Consequently, numerical quantities, and with them the determination of a phenomenon as a quantity, can be employed in the one case as well as in the other.
Thus, for example, out of 200,000 illuminations by the moon, I might compose and give a priori, that is construct, the degree of our sensations of the sun-light.* We may therefore entitle these two principles constitutive.
[*Footnote; Kant's meaning is; The two principles enunciated under the heads of "Axioms of Intuition," and "Anticipations of Perception," authorize the application to phenomena of determinations of size and number, that is of mathematic.
For exampkle, I may compute the light of the sun, and say that its quantity is a certain number of times greater than that of the moon.
In the same way, heat is measured by the comparison of its different effects on water, &c., and on mercury in a thermometer.--Tr]
The case is very different with those principles whose province it is to subject the existence of phenomena to rules a priorI. For as existence does not admit of being constructed, it is clear that they must only concern the relations of existence and be merely regulative principles.
In this case, therefore, neither axioms nor anticipations are to be thought of.
Thus, if a perception is given us, in a certain relation of time to other (although undetermined) perceptions, we cannot then say a priori, what and how great (in quantity) the other perception necessarily connected with the former is, but only how it is connected, quoad its existence, in this given modus of time.
Analogies in philosophy mean something very different from that which they represent in mathematics.
In the latter they are formulae, which enounce the equality of two relations of quantity, and are always constitutive, so that if two terms of the proportion are given, the third is also given, that is, can be constructed by the aid of these formulae.
But in philosophy, analogy is not the equality of two quantitative but of two qualitative relations.

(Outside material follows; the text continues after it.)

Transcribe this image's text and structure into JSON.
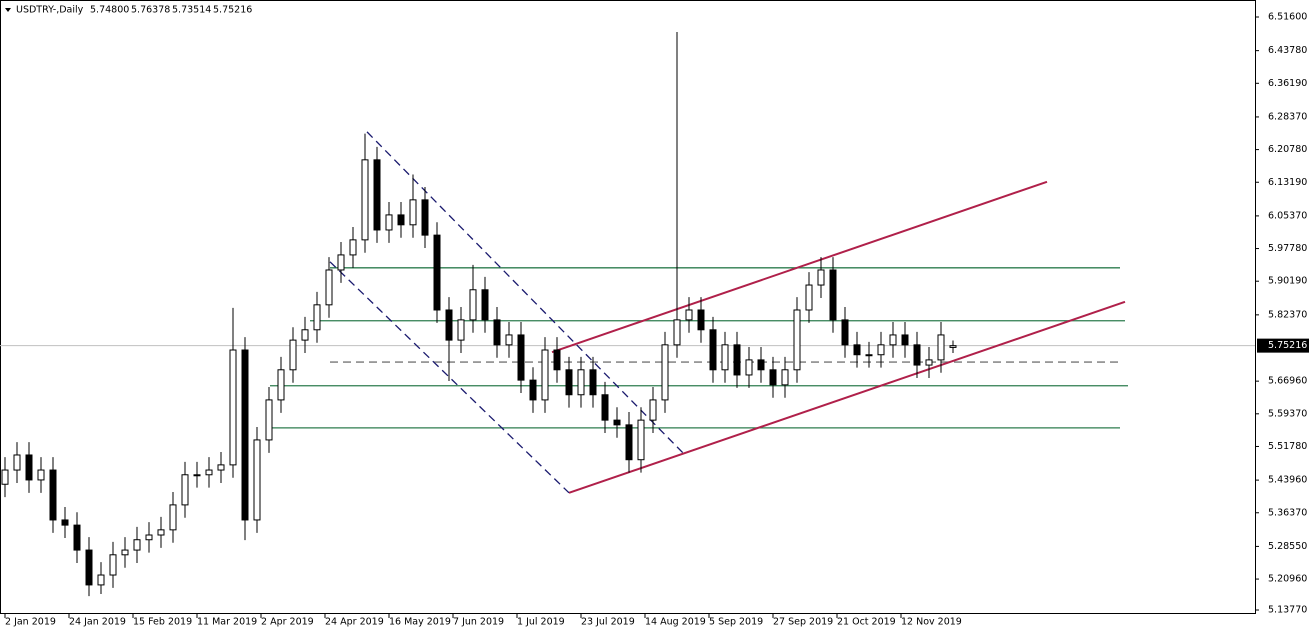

In this case, from three given terms, I can give a priori and cognize the relation to a fourth member, but not this fourth term itself, although I certainly possess a rule to guide me in the search for this fourth term in experience, and a mark to assist me in discovering it.
An analogy of experience is therefore only a rule according to which unity of experience must arise out of perceptions in respect to objects (phenomena) not as a constitutive, but merely as a regulative principle.
The same holds good also of the postulates of empirical thought in general, which relate to the synthesis of mere intuition (which concerns the form of phenomena), the synthesis of perception (which concerns the matter of phenomena), and the synthesis of experience (which concerns the relation of these perceptions).
For they are only regulative principles, and clearly distinguishable from the mathematical, which are constitutive, not indeed in regard to the certainty which both possess a priori, but in the mode of evidence thereof, consequently also in the manner of demonstration.
But what has been observed of all synthetical propositions, and must be particularly remarked in this place, is this, that these analogies possess significance and validity, not as principles of the transcendental, but only as principles of the empirical use of the understanding, and their truth can therefore be proved only as such, and that consequently the phenomena must not be subjoined directly under the categories, but only under their schemata.
For if the objects to which those principles must be applied were things in themselves, it would be quite impossible to cognize aught concerning them synthetically a priorI. But they are nothing but phenomena; a complete knowledge of which--a knowledge to which all principles a priori must at last relate--is the only possible experience.
It follows that these principles can have nothing else for their aim than the conditions of the empirical cognition in the unity of synthesis of phenomena.